Time for lunch…Subway five dollar footlooong…

After lunch its time to try the dremel again.  Rick gets back down into the lazarette and I sit on the dock.  I put my left arm around the bracket and brace my arm on my leg to hold the bracket when the bolt is cut (we have a rope around the bracket so it doesn’t fall into the water.  Well, actually it can fall into the water, but it won’t sink to the bottom never to be seen again.).  Then I put my thumb on the bolt being cut.

Ouch, it heats up from the dremeling.  Stop and go get a towel… Back to sitting on the dock of the bay…  The dremel does the job!  Yay for powertools! 

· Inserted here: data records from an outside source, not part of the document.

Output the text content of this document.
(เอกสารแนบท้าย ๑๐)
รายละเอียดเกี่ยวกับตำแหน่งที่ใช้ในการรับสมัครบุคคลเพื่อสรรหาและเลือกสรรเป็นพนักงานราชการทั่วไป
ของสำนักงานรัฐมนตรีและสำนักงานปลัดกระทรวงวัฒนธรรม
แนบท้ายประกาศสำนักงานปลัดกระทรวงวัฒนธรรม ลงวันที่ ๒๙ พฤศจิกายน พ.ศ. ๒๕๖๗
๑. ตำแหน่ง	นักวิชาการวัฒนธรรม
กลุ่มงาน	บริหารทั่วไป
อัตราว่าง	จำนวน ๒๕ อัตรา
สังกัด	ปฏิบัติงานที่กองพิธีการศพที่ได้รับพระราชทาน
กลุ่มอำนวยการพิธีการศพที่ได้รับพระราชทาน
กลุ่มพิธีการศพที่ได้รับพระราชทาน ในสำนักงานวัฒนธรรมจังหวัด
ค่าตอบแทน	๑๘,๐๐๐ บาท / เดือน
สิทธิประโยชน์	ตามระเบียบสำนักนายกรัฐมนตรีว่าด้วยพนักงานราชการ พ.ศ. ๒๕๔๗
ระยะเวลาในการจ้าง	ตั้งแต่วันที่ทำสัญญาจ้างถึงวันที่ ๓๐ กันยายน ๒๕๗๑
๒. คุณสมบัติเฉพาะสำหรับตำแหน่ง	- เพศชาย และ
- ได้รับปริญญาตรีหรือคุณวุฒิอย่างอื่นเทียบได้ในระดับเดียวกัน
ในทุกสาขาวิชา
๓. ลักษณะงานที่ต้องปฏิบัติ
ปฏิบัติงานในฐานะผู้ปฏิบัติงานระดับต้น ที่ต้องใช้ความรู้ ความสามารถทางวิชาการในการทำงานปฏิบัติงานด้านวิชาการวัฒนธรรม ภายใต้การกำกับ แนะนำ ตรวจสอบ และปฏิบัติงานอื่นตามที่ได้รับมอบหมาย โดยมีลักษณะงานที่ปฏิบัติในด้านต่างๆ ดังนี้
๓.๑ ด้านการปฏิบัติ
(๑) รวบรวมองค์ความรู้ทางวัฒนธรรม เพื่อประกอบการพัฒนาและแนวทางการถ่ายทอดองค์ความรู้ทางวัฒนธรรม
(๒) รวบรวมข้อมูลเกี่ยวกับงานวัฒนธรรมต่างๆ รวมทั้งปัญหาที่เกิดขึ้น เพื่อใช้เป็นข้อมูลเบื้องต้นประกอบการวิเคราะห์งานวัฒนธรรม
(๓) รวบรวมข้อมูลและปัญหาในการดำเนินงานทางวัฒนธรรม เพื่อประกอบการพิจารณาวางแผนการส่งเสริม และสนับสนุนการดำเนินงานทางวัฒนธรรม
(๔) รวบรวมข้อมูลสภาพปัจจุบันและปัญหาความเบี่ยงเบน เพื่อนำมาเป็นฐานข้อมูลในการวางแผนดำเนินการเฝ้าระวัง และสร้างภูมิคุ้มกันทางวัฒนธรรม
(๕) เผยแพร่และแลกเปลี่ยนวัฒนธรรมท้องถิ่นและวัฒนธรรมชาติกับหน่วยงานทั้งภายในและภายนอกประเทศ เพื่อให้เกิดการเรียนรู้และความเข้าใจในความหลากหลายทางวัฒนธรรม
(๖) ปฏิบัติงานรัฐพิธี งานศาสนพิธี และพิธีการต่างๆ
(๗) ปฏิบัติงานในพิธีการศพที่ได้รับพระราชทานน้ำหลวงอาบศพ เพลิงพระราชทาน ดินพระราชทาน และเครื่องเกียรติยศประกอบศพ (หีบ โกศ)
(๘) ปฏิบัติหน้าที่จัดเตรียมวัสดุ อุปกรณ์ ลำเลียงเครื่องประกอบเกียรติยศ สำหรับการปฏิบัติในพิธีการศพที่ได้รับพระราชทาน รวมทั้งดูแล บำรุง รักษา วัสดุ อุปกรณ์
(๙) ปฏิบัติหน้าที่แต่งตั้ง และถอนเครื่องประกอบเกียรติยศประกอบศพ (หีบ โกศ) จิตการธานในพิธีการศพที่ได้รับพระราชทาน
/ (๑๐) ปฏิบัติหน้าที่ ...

We mark the new locations for the bolts, put the bracket back on the transom in a lower position and bolt the outboard motor in place.  Stand back and view our work.   Phooey.  The propeller is still not low enough in the water!  But there’s no room to lower the bracket any further.  Then it hits us.  The 400lb inboard motor is gone.  Our little boat isn’t sitting as low in the water as it would have with that 400lb mass.  Duh!  Ballast is the answer.  Plus all the other provisions we’d have and tanks of gas and water will make a big difference.  No worries.

It’s supposed to rain later this week so Rick dug out old caulking and added new along an area he suspected is leaking.  While he did that I sat in the sun and read for awhile.